Na História, um exemplo resplandece: José Francisco Melo Laurindo, professor no Colégio Estadual Euclides Feliciano Tardin e no Colégio Estadual Governador Roberto Silveira. Não é apenas mestre: é pesquisador de primeira linha, apaixonado por seu ofício e por seus alunos. Seu interesse especial pela 2ª Guerra Mundial tem raízes familiares: seu tio, Romil Laurindo Neto, foi pracinha na Itália.
Movido por essa chama, José Francisco mergulhou na vida de outros pracinhas bonjesuenses, deixando biografias valiosas, entre elas, as de Romil Laurindo Neto e de Paulo Moreira, o único expedicionário bonjesuense que tombou na guerra. Foi dele o texto da primeira placa biográfica de nossa cidade, na rua Expedicionário Paulo Moreira.
No amor pela história de sua aldeia, leva seus alunos ao Espaço Cultural Luciano Bastos (ECLB), desejando-os sempre mais cultos. Em uma dessas visitas, doou ao ECLB uma relíquia: uma flâmula do ex-governador Roberto Silveira, lançada após um ano de governo.

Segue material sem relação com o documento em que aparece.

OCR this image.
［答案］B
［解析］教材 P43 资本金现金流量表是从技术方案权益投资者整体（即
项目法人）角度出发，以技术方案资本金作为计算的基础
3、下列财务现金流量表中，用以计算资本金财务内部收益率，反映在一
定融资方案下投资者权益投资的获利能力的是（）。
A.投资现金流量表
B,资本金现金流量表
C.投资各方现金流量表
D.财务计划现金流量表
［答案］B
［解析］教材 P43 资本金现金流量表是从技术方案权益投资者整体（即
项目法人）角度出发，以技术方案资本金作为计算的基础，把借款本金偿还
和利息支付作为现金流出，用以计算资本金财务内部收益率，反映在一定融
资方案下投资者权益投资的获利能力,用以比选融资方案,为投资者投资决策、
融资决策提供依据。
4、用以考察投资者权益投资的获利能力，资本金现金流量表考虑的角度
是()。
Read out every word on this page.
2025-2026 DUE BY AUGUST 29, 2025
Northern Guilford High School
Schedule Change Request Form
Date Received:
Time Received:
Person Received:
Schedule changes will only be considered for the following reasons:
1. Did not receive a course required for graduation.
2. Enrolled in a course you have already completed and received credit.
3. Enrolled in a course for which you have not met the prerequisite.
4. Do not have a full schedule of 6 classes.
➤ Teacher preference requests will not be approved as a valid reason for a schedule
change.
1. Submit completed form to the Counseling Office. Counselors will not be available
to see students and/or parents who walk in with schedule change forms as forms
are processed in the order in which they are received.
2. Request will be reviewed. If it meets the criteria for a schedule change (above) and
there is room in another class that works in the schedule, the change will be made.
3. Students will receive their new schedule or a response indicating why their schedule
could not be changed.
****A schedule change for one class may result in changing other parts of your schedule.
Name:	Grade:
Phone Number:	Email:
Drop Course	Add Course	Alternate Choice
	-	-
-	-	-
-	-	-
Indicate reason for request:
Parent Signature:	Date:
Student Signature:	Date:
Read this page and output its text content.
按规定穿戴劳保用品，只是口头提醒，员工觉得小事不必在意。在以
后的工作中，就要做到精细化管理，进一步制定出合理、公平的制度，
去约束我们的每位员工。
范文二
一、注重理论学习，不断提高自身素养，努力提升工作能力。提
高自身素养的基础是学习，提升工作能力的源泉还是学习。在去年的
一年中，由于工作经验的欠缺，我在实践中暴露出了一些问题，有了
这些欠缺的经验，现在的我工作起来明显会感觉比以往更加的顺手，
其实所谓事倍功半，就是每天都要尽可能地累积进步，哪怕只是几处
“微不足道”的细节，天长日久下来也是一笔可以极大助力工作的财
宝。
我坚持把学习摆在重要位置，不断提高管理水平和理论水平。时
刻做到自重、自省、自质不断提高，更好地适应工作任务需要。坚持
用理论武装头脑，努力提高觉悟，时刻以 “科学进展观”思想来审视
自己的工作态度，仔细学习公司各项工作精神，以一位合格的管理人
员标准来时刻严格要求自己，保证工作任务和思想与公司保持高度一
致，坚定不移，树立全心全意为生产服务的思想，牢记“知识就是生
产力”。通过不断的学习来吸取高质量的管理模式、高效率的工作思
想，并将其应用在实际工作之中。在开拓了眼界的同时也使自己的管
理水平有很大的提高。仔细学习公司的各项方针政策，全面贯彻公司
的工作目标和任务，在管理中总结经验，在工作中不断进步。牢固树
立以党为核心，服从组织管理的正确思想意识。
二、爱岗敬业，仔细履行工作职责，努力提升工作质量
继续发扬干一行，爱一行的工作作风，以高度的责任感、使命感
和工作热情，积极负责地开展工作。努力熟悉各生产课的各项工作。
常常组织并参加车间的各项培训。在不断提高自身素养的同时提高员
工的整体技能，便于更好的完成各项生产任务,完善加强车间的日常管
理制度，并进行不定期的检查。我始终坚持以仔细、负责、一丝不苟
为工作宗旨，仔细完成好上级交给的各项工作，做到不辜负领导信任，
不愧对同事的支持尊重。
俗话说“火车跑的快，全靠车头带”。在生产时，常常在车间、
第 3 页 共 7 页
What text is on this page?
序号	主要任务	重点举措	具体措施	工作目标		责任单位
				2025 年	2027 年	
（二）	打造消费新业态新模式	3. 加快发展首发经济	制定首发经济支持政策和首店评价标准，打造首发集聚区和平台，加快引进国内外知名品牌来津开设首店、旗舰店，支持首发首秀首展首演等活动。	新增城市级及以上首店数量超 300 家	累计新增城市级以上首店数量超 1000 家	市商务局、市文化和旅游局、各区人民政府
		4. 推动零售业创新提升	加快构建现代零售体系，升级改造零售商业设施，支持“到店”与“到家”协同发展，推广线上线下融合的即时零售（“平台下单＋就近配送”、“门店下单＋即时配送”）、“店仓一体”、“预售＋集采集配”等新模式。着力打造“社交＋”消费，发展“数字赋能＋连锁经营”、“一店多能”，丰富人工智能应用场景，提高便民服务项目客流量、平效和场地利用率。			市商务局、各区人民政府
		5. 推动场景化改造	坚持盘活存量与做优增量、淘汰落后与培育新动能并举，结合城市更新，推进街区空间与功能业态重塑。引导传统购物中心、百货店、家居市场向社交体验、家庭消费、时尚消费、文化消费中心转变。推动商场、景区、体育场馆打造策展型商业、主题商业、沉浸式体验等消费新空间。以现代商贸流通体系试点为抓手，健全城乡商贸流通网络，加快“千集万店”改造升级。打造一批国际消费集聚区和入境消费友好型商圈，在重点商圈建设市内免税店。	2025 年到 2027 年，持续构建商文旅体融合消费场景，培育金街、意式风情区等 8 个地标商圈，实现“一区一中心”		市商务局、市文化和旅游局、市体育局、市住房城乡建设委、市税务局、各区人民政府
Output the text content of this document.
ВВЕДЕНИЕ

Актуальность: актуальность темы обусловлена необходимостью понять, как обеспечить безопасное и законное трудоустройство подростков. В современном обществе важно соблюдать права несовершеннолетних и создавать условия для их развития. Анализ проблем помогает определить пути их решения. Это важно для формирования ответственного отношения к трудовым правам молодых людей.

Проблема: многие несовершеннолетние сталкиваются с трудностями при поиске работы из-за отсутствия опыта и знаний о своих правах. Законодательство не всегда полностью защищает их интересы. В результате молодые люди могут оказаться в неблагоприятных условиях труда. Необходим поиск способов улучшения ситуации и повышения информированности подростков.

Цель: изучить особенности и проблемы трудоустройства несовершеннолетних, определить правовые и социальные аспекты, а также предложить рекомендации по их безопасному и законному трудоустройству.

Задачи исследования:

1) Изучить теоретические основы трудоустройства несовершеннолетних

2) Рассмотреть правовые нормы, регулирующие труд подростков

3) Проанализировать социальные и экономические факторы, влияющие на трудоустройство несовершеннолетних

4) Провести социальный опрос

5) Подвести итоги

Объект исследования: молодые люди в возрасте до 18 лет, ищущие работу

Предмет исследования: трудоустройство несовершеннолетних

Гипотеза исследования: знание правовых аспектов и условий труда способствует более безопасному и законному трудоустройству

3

Durante a III FLICbonjê, a historiadora Isabel Menezes, de Varre-Sai, contou que foi incentivada por José Francisco a reescrever o livro “Cruz da Ana”. O próprio professor revelou um vínculo pessoal: “Minha mãe, Jovenília Maria de Melo Laurindo, era devota e, na adolescência e juventude, fui com ela algumas vezes à Cruz da Ana. Ela sempre levava vela e uma fita com a medida do nosso corpo para cumprir alguma promessa. Sempre trazia a água da fonte para bebermos em caso de alguma doença. Lá, a gente sempre via muitas pessoas de Bom Jesus que também eram devotas.”
José Francisco Melo Laurindo não é apenas prova de que ainda existem professores imbuídos de idealismo. Ele é, ele próprio, História e fé. É a encarnação de todos os mestres que continuam, silenciosos, a moldar as novas gerações com luz nos olhos e sonhos no coração.